A virgindade não tem nenhum valor em si mesma, mas está orientada para a maternidade, seja ela uma maternidade física de uma mulher que é mãe de um bebé e o nutre e alimenta para fazer dele um autêntico ser humano, ou de uma mulher que coloca o casamento de lado para ser mãe de mais filhos num sentido espiritual e educacional, como madre Teresa de Calcutá. A virgindade assim entendida nada tem a ver com o rompimento ou não do hímen, porque é um valor tanto para homens como para mulheres.
Dualismo esquizofrénico desintegrado
É uma sub cosmovisão à qual pertencem muitos intelectuais e homens da ciência, das artes, da política, das altas finanças que, ao mesmo tempo, são profundamente cristãos, ou seja, não seguem a cosmovisão materialista que é dominante nestes círculos.
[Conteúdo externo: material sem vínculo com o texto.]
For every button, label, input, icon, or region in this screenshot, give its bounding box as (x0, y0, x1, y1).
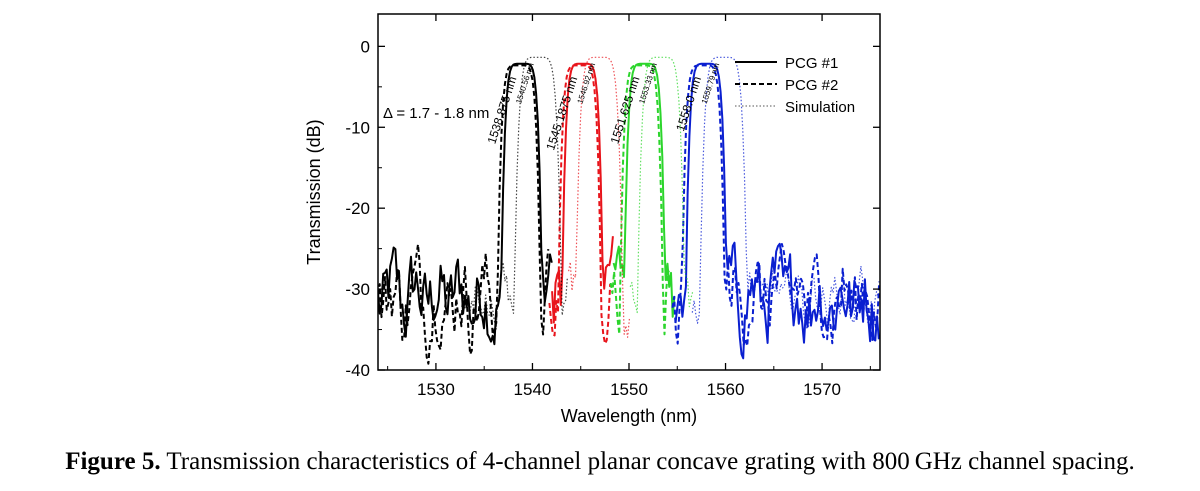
caption-text: Transmission characteristics of 4-channe… (160, 448, 1135, 475)
series-line-dotted-ch4 (691, 56, 879, 329)
peak-label: 1551.625 nm (608, 75, 643, 146)
x-axis-label: Wavelength (nm) (561, 406, 697, 426)
legend-entry: PCG #1 (785, 55, 838, 72)
caption-label: Figure 5. (65, 448, 161, 475)
plot-area (378, 56, 880, 365)
x-tick-label: 1540 (514, 380, 552, 399)
series-line-solid-ch2 (551, 62, 614, 324)
series-line-dashed-ch4 (671, 64, 880, 347)
figure-caption: Figure 5. Transmission characteristics o… (0, 448, 1200, 476)
series-line-solid-ch3 (612, 62, 676, 318)
x-tick-label: 1530 (417, 380, 455, 399)
x-tick-label: 1550 (610, 380, 648, 399)
y-tick-label: -40 (345, 361, 370, 380)
series-line-dashed-ch3 (609, 64, 673, 336)
series-line-solid-ch4 (674, 62, 880, 360)
series-line-dotted-ch2 (568, 56, 630, 338)
delta-annotation: Δ = 1.7 - 1.8 nm (383, 105, 489, 122)
x-tick-label: 1560 (707, 380, 745, 399)
series-line-dotted-ch1 (464, 56, 568, 330)
series-line-dashed-ch2 (548, 64, 612, 345)
series-line-dotted-ch3 (629, 56, 694, 314)
y-axis-label: Transmission (dB) (304, 119, 324, 264)
y-tick-label: -30 (345, 280, 370, 299)
legend-entry: PCG #2 (785, 77, 838, 94)
y-tick-label: 0 (361, 37, 370, 56)
legend-entry: Simulation (785, 99, 855, 116)
peak-label: 1538.875 nm (484, 75, 519, 146)
transmission-chart: 1530 1540 1550 1560 1570 0 -10 -20 -30 -40 Wavelen… (304, 13, 881, 426)
y-tick-label: -20 (345, 199, 370, 218)
y-tick-label: -10 (345, 118, 370, 137)
series-line-dashed-ch1 (378, 64, 550, 365)
x-tick-label: 1570 (803, 380, 841, 399)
Estes bons profissionais no seu ramo – cientistas, médicos, professores universitários, políticos e jornalistas – ao não conseguirem conciliar a sua fé com a ciência, fizeram dentro de si mesmos um acordo de cavalheiros, ou seja, colocaram as duas dimensões em quartos separados da mesma casa que é a sua mente. Estes são quartos fechados que não comunicam entre si, ou seja, vivem na mente um dualismo e uma esquizofrenia mental e existencial em simultâneo.
São, ao mesmo tempo, homens de ciência e homens de fé; porém, como não encontraram a fórmula para conciliar as duas e como, de alguma forma, pensam que são irreconciliáveis, então vivem as duas dimensões em separado, como se fosse um estado moderno onde a religião não se mete na política e a política não se mete na religião. A tal separação Igreja – Estado, a César o que é de César, a Deus o que é de Deus.
A título de exemplo, tais cientistas e profissionais durante a semana são evolucionistas, ou seja, acreditam na teoria da evolução das espécies, e ao Domingo, dia do Senhor, são criacionistas, ou seja, acreditam no livro do Genesis como se fosse história; como nunca colocam em diálogo as duas posições, não há problema.
O que acontece no interior destes cientistas e bons profissionais no seu ramo é o que acontece na sociedade em geral: a ciência vive de costas voltadas para a religião e considera-a coisa de ignorantes, ao passo que a religião defensiva se refugia nas suas igrejas e demoniza a ciência.
Conclusão: a cosmovisão materialista ignora a dimensão espiritual da vida humana, da mesma forma que a espiritualista demoniza a dimensão corpórea. A verdade requer que as duas dimensões se integrem e harmonizem: nem espírito sem matéria, nem matéria sem espírito.